The garden is tousled by the trade winds, but Barker and Parker’s love of sustainable homesteading was honed on the windswept coast of Scotland. There, the couple lived in Findhorn Community, an eco-village and spiritual education center renowned for its commitment to permaculture.

“That instilled in us this ethic of self-sufficiency, living close to nature—revering nature, really,” says Barker. “When you work with nature, you listen to nature, you let nature communicate with you. And whether that’s mystical or scientific, it’s still the same process—you’re paying attention.”

In 2004, Barker and Parker planted cuttings from a vanilla vine Roland’s grandmother let grow wild in the 1970s. They placed them around the homestead—in the sun, in the shade—and watched where they grew best. They listened to nature.

One of their first vines proudly dominates a lychee tree outside the couple’s bungalow, forming a thick net over the tree trunk like the veins on a weightlifter’s arms. The couple practiced pollinating the flowers on that vine, reaching as high as they could to stimulate fruit set and harvest the beans.

Growing vanilla in Hawaii is different than in the major production areas of Madagascar, Mexico, or South America. Barker found insight in an out-of-print book and built on it with online discussions and trial and error.

Eventually, he and Parker planted dozens of vines on T-shaped trellises made of home-grown bamboo. Ground cloth suppresses weeds and a tent of shade cloth hints at the jungle undergrowth where vanilla orchids thrive.

Above. One of the first Vanillery of Kaua’i vines snakes up a lychee tree. Roland Barker is an entrepreneur, musician, and vanilla grower. Hibiscus is a colorful foreground in a permaculture planting that also includes papayas, bananas, and more. Vanillery of Kaua’i products are consumed largely on the island, but the company also ships to the mainland via its website sales. Barker and Parker built a vanilla drying rack on the roof of their house.

Blossomed. Vanilla has blossomed into a good business for Barker and Parker. About 75% of their business is on the island, with Kaua’i chefs, small food businesses (including their own Tiny Isle line of macadamia nut butters), and neighbors seeking beans and extract to give their dishes a truly local flavor.

Most of the rest goes to the mainland through the farm’s website, vanillery.com.

Opening their doors to visitors with farm tours put the Vanillery of Kaua’i on the tourist map—literally. Guidebooks and state visitor resources introduced them to an eager customer base.

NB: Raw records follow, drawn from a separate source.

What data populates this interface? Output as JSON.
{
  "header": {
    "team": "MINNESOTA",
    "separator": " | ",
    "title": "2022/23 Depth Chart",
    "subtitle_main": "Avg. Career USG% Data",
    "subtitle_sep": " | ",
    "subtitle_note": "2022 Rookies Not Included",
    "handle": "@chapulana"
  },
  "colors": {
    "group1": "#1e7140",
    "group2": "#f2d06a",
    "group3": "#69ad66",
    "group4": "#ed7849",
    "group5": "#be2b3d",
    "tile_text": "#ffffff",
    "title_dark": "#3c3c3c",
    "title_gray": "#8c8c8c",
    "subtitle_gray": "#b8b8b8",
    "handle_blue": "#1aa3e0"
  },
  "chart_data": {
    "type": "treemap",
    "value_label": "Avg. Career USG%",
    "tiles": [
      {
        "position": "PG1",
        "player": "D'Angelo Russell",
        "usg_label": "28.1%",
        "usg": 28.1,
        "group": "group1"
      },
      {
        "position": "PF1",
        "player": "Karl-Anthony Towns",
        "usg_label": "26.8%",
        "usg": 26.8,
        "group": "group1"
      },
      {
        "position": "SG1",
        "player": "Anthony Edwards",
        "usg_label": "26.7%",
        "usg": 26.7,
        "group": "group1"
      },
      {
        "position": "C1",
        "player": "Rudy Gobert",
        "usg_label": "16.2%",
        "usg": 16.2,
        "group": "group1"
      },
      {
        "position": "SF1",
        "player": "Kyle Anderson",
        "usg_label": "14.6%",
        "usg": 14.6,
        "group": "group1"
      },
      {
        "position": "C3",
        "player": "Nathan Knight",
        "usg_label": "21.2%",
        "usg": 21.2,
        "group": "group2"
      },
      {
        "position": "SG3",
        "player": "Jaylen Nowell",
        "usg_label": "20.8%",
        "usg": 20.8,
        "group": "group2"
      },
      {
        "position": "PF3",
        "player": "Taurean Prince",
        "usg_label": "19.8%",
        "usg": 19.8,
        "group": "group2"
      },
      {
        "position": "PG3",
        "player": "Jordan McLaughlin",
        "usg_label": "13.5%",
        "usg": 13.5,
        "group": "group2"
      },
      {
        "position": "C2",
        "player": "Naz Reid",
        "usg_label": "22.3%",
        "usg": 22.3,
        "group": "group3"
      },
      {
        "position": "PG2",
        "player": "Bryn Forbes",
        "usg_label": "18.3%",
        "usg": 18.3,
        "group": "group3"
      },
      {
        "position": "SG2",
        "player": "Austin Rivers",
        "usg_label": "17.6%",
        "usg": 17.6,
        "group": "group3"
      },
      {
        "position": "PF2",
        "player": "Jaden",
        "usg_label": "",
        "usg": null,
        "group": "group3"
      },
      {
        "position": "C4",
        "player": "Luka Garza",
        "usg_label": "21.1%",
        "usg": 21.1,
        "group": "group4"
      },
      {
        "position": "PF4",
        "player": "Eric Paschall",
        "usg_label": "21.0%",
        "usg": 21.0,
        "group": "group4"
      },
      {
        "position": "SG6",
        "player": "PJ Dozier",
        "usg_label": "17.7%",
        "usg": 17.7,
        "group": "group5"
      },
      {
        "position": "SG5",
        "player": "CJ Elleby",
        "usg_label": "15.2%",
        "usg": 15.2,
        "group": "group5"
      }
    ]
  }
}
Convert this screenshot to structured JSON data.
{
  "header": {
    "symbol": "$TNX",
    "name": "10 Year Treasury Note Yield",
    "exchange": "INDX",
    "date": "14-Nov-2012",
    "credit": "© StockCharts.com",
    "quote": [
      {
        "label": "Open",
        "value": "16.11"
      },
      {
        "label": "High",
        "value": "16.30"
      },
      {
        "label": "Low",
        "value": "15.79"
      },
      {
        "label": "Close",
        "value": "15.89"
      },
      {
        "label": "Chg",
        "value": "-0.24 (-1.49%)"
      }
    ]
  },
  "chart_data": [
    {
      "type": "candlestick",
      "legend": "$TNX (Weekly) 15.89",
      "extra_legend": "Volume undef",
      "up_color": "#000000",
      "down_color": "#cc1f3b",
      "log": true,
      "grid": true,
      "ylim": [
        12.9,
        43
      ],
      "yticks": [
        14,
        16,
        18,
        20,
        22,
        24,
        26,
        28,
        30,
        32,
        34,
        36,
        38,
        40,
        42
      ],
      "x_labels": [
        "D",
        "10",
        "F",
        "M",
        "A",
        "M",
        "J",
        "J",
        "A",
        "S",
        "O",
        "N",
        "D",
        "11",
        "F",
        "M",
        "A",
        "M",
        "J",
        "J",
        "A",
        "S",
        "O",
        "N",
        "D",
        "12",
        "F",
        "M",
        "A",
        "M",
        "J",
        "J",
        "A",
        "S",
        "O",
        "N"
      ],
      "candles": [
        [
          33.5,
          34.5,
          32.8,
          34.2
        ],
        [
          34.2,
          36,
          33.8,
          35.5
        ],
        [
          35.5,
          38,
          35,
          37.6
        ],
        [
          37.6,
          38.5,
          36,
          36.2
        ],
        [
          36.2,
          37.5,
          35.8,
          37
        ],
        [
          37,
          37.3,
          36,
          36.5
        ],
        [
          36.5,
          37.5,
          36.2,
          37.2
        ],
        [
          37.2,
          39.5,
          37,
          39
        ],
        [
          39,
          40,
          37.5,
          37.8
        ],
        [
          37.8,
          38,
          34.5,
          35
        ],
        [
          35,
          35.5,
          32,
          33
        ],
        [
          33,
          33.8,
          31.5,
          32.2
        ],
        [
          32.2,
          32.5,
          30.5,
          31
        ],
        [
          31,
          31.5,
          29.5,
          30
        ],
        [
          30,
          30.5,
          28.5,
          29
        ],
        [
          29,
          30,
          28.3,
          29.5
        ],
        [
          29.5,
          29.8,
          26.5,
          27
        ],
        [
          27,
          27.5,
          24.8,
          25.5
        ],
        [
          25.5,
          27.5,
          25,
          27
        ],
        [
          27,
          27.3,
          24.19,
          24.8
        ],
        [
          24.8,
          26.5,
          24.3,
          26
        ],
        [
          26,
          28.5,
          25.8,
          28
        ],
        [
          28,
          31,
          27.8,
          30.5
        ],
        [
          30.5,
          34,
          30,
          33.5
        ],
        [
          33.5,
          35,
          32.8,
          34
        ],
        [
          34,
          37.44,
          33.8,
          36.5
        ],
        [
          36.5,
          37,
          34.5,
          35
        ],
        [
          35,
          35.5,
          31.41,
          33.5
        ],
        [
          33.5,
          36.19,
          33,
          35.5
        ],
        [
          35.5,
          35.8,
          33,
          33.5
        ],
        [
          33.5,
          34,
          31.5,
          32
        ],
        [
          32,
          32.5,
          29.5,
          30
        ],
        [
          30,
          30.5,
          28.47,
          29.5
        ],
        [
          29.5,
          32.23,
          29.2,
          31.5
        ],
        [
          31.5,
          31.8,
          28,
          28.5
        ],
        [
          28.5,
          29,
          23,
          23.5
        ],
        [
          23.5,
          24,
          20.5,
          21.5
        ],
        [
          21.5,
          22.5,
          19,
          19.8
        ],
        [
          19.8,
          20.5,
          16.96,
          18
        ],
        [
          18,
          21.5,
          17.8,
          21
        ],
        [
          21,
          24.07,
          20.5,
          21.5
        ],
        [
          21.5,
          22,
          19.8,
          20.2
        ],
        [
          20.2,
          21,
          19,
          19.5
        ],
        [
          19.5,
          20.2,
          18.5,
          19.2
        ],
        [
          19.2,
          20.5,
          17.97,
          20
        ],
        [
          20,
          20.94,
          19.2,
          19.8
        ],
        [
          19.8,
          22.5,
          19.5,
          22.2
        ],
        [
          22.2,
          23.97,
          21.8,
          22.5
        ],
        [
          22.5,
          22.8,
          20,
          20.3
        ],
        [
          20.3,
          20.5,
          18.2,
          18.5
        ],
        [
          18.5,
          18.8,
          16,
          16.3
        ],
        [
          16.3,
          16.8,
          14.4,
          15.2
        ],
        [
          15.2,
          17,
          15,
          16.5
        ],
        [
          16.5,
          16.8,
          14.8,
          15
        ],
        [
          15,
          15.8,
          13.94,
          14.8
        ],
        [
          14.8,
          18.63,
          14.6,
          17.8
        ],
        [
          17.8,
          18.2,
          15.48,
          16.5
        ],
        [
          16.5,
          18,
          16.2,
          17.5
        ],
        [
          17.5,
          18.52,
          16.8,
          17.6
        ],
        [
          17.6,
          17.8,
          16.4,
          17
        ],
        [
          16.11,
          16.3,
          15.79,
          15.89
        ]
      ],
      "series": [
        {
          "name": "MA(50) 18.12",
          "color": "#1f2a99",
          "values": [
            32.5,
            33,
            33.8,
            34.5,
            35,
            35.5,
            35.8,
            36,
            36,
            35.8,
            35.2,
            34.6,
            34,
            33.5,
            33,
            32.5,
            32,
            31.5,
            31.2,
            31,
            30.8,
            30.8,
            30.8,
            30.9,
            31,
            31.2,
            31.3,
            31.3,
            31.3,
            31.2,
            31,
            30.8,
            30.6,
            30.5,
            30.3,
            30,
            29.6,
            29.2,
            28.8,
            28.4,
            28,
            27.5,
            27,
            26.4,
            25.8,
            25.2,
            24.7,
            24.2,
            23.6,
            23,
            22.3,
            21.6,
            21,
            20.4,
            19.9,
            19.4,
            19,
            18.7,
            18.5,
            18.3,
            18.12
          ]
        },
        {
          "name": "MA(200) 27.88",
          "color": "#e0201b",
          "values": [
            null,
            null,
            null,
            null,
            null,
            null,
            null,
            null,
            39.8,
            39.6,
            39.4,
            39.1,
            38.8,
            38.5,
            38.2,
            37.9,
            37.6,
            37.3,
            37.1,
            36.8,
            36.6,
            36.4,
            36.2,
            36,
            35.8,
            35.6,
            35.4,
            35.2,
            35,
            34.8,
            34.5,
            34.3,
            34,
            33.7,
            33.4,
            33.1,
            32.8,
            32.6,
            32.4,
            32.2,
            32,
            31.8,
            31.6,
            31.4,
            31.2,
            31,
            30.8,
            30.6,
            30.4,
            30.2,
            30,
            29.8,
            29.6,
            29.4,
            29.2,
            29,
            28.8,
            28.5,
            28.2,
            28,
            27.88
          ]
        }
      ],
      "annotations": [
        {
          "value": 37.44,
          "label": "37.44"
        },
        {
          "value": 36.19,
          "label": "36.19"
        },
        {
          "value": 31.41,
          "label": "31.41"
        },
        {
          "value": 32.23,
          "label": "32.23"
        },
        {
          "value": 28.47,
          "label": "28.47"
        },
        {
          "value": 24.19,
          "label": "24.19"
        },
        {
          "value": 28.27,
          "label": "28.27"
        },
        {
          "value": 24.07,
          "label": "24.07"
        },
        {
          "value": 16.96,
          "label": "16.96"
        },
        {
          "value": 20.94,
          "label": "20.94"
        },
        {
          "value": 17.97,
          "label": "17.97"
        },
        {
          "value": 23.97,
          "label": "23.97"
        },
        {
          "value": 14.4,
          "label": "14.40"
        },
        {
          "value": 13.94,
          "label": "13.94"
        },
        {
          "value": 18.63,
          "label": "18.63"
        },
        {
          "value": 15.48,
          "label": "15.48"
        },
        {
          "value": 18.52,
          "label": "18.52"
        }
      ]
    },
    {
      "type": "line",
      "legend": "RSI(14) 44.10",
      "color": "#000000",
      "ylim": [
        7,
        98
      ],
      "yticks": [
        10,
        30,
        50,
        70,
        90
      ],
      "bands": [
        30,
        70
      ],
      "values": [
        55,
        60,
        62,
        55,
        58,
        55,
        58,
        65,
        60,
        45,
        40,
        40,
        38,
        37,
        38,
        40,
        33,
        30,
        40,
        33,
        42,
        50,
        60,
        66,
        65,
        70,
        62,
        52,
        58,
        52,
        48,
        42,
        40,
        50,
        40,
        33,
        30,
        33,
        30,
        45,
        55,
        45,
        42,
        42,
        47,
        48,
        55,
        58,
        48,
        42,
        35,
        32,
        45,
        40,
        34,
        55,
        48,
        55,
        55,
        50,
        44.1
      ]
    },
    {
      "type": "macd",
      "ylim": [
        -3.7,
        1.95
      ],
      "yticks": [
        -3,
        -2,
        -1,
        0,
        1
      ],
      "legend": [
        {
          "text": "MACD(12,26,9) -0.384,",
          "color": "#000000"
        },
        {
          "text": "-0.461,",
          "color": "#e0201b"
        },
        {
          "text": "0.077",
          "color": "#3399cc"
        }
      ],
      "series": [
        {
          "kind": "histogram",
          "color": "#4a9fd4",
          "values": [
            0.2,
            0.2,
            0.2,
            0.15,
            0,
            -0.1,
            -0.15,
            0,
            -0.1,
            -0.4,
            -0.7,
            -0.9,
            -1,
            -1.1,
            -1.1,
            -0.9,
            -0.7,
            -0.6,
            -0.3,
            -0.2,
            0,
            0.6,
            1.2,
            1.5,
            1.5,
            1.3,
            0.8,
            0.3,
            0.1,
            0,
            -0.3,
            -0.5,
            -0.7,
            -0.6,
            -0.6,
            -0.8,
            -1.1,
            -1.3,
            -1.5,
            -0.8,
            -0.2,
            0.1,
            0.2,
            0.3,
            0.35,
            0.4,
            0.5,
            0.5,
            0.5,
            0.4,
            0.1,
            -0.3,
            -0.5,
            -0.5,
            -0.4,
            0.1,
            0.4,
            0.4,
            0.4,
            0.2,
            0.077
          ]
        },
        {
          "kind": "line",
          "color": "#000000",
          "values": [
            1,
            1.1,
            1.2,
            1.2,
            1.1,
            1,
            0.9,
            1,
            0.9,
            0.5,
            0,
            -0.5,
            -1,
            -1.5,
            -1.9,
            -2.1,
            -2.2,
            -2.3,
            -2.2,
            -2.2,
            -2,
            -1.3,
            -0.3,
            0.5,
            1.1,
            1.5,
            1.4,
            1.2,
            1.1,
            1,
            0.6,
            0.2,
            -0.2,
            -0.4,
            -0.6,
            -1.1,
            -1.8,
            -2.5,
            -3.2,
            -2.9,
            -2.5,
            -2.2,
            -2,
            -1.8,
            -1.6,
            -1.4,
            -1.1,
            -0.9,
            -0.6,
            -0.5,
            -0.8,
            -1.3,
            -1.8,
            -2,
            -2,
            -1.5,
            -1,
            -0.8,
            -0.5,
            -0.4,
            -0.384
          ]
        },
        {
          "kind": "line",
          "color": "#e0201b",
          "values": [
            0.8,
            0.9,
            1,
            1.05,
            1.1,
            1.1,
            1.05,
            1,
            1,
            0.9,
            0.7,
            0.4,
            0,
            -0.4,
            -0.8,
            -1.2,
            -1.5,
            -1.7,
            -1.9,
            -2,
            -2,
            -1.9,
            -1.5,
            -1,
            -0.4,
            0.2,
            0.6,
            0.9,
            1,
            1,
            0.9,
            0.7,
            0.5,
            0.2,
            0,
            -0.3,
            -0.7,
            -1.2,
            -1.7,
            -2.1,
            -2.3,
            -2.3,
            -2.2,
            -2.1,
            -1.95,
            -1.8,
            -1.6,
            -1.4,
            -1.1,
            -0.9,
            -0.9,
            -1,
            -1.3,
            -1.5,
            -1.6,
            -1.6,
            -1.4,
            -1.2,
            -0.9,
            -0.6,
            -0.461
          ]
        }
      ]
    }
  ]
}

“Without buying advertising or anything, we’ve actually kind of floated to the top of these very short lists of things you can do, so we’re doing anywhere from 4 to 12 tours a month,” says Barker. “I don’t want to do more than that because tours are time consuming. I want to produce vanilla, and I have other businesses to run. But agritourism is an important part of our business now because of the retail sales channel that it represents. People, when they come on the tour, really want to buy stuff, they want to buy for their friends, so it’s ended up being a pretty good sales channel.”

Cooperation. Barker sees vanilla as more than a sales channel for himself and Parker. Just as communities of plants thrive together in permaculture, Barker envisions a robust, vanilla-scented local economy.

“Vanilla should be grown by smallholders,” Barker points out. “It’s relatively easy to take care of. It’s a good cash crop. You can do it on a very small scale and it still makes sense financially.

“One of the things I want to do is support the model of being the person who does the curing, so I would be buying green beans from growers and completing the process with curing,” he explains. “That’s a common model in vanilla growing areas around the world.